In this retrospective analysis, the widely used clinical scoring rule known as the Centor score was coupled to a novel parameter computed using local prevalence data in patients 15 years and older who had attended an urgent care clinic and received testing for GAS pharyngitis. The study population was composed of more than 130,000 patient encounters spanning 6 states. Table I details the elements of the Centor score. Table II summarizes the Centor score’s recommendations based on score.

Table I: Elements of the Centor Score (1 point for each criterion met)

History of fever

Tonsillar exudates

Tender anterior cervical adenopathy

Absence of cough

Table II: Centor Score and Treatment/testing

Score

Action

0

No testing or treatment for GAS pharyngitis

1

No testing or treatment for GAS pharyngitis

2

Test for GAS pharyngitis, treat if positive

3

Treat for GAS pharyngitis

4

Treat for GAS pharyngitis

The authors created a biosurveillance variable that reflected disease incidence. The recent local proportion positive (RLPP) parameter was defined as the proportion of patients testing positive out of all the patients tested for GAS pharyngitis in the local area in the previous 2 weeks. The rate of positive GAS tests in those with specific Centor scores was calculated for different prevalence (RLPP) levels.

RLPP Can Modify the Centor Score

Not surprisingly, analysis of the dataset revealed that when the RLPP in a given area increased—reflecting a higher prevalence of GAS pharyngitis—the proportion of positive GAS tests also increased for those with Centor scores of 1 to 4.

Fine et al. modified the scores by adding 1 point to those with Centor scores of 1 if the RLPP in a given area was above 0.3—a change that could alter management. When this modification was made in the retrospective dataset, 139 additional patients were correctly classified as positive for GAS, while only 41 were incorrectly identified as positive. Extrapolating these results to national estimates, more than 62,000 additional cases of GAS could potentially be uncovered by increased testing. Similarly, subtracting a point from Centor scores of 3 when the RLPP was below 0.20 (ie, testing before treating them) could potentially spare 5 million antibiotic doses when extrapolated nationally, because this cohort of patients would receive tests before treatment decisions.
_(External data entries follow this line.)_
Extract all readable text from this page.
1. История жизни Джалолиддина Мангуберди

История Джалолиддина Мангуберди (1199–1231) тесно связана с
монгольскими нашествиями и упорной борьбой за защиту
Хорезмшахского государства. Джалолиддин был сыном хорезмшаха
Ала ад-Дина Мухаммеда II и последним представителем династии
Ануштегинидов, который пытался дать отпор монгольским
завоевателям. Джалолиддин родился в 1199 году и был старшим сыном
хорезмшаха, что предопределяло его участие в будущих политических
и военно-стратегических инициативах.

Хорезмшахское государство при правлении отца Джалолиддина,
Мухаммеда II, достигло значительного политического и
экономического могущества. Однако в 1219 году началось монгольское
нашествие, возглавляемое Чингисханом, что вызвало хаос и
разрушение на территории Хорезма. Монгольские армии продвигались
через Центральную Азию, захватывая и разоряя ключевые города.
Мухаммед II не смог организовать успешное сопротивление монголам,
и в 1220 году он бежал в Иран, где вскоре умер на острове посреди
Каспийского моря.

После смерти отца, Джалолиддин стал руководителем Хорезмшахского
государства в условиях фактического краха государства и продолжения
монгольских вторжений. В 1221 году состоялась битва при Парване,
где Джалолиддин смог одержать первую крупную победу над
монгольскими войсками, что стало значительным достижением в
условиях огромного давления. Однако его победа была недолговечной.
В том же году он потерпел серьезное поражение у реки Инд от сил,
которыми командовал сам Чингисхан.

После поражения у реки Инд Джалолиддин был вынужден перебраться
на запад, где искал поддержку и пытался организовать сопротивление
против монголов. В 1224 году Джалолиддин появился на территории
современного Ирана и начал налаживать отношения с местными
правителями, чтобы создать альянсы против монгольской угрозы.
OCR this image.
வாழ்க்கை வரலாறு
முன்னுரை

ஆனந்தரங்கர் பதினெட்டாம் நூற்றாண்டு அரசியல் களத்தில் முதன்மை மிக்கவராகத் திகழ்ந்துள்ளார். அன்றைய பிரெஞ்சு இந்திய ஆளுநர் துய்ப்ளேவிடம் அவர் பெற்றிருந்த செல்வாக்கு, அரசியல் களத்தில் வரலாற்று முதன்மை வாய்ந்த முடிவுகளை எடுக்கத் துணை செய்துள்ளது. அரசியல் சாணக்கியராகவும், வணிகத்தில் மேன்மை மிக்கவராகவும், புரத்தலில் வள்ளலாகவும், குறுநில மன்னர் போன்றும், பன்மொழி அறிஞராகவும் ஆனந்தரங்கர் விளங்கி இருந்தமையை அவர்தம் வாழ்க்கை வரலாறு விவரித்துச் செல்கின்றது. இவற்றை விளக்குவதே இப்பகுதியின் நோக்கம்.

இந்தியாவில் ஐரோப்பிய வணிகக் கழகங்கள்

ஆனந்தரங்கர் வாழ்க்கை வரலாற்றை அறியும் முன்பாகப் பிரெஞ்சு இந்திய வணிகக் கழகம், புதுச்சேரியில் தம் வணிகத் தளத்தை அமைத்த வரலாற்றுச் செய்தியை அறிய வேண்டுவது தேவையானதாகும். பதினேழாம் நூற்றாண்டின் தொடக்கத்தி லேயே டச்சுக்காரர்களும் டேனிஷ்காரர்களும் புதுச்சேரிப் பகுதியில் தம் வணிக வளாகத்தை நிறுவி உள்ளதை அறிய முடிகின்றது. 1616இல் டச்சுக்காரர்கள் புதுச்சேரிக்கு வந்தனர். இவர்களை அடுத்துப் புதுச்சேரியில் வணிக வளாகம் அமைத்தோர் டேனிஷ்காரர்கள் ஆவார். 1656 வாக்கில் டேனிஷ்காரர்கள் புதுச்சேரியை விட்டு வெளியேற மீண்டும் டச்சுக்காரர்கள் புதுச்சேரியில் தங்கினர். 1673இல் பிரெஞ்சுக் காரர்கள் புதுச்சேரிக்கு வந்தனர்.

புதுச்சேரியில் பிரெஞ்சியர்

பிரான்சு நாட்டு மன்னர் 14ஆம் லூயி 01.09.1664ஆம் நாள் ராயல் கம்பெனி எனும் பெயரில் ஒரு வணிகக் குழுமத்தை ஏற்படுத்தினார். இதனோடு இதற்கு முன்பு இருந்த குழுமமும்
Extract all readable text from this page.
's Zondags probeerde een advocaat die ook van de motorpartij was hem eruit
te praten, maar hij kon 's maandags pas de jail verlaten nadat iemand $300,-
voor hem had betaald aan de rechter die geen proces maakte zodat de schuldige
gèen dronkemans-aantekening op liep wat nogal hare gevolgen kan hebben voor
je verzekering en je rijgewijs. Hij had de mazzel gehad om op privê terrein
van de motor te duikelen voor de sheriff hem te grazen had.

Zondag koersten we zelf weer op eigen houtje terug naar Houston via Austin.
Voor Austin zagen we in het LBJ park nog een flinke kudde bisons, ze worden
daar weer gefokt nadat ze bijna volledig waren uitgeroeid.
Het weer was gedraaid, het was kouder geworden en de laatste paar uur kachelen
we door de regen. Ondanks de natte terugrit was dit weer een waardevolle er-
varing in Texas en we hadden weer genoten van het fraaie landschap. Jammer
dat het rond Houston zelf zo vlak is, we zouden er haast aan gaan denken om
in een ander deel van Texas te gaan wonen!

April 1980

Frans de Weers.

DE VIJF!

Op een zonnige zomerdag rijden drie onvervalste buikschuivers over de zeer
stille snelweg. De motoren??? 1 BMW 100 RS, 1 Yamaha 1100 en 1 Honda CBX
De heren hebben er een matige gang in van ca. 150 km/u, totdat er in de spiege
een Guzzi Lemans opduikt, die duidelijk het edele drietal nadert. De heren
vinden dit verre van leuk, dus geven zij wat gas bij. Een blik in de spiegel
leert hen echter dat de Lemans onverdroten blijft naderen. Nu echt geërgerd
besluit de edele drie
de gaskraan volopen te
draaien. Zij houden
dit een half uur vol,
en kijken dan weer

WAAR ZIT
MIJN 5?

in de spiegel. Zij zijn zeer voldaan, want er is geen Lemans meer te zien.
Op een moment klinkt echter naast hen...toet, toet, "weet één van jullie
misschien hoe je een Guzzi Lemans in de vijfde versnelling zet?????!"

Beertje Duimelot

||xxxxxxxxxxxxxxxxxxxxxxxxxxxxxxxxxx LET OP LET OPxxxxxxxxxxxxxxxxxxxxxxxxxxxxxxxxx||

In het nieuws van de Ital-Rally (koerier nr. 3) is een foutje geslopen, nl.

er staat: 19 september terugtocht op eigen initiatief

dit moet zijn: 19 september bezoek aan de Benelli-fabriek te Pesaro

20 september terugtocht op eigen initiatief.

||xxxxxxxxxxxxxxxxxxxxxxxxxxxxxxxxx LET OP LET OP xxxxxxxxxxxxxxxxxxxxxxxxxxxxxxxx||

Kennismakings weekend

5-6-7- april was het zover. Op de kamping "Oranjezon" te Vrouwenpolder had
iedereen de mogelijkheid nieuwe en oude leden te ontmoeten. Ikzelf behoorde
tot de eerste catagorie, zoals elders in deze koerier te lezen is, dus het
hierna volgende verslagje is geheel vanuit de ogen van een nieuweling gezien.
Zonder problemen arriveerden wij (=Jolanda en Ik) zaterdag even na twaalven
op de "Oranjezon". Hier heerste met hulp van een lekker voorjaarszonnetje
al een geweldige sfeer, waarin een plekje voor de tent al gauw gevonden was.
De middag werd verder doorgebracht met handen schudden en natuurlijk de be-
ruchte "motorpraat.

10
The Potential for Real-Time Biosurveillance to Affect Real-Time Patient Care

The results of this study provide encouraging evidence that implementing real-time biosurveillance could potentially have an impact on how a clinician treats an individual patient. The results of this retrospective data analysis support more judicious antimicrobial use and pathogen testing through simple data gathering and dissemination. While this study focused on GAS pharyngitis, the concept could be applied to other conditions, including influenza, RSV, rotavirus, urinary tract pathogen antimicrobial susceptibility, and sexually transmitted infections.

Clinicians often do not have timely access to the percent positivity of microbiological testing and are unable to benefit from what clinicians the day prior (or even the hour prior) may have discovered about the prevalence of various conditions in their region. The growing use of health information technology and the ability to quickly access data electronically can make it feasible for clinicians to have access to this information.

References

  1. Fine AM, Nizet V, Mandl KD. Improved diagnostic accuracy of group Astreptococcal pharyngitis with use of real-time biosurveillance. Ann Int Med 2011;155:345-352.